The global Streaming Data Processing System Software market is experiencing robust growth, projected to reach $7,578.2 million in 2025 and exhibiting a Compound Annual Growth Rate (CAGR) of 14.5% from 2025 to 2033. This significant expansion is fueled by the increasing volume and velocity of data generated across diverse sectors, demanding real-time insights and analytics. Key drivers include the rising adoption of cloud-based solutions offering scalability and cost-effectiveness, coupled with the expanding need for efficient data processing in applications like financial services (high-frequency trading, fraud detection), healthcare (real-time patient monitoring), and manufacturing (predictive maintenance).
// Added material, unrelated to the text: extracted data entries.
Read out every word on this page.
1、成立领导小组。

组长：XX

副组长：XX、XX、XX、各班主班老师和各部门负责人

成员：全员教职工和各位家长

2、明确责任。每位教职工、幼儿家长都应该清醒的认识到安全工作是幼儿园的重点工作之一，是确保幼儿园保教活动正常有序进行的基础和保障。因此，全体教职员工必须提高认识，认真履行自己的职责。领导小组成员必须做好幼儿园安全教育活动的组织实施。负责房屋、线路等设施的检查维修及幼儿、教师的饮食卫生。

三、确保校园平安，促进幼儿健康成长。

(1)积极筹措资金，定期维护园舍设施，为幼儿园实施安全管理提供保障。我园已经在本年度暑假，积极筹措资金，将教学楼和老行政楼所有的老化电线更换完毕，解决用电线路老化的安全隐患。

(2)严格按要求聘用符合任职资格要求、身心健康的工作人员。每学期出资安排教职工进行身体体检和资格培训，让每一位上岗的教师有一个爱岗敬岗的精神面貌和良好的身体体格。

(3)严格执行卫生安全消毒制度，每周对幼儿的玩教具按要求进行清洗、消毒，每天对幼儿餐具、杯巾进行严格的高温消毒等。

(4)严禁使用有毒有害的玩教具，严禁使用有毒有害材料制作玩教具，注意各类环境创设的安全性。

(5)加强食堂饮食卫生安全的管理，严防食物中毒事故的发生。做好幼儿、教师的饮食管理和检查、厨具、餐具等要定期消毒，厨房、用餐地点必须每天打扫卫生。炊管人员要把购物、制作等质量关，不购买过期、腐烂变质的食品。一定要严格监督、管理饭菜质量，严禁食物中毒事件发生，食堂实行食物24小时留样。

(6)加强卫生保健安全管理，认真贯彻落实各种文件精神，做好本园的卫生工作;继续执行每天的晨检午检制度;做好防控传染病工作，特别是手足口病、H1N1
Furthermore, advancements in technologies such as AI and machine learning are enhancing the capabilities of these systems, leading to more sophisticated applications. While market restraints include the complexities associated with data integration and security concerns, the overall market trajectory remains exceptionally positive. The market segmentation reveals a strong preference for cloud-based solutions over on-premises deployments, reflecting the ongoing shift towards cloud computing. Among application segments, Financial Services and Healthcare and Life Sciences currently lead, driven by their critical need for immediate data analysis. However, other sectors like Manufacturing/Supply Chain, Communications, Media & Entertainment, and Public Sector are rapidly adopting streaming data processing, contributing to the overall market expansion. The competitive landscape is intensely dynamic, featuring major technology players like Google, Microsoft, AWS, and Oracle, alongside specialized providers like Confluent and TIBCO. The geographic distribution of the market shows North America and Europe holding a significant share currently; however, Asia-Pacific is poised for rapid growth, driven by increasing digitalization and infrastructure investments in emerging economies like India and China. The market's future growth will hinge on continued technological innovation, expanding adoption across diverse sectors, and the development of robust security frameworks to address data privacy and integrity concerns.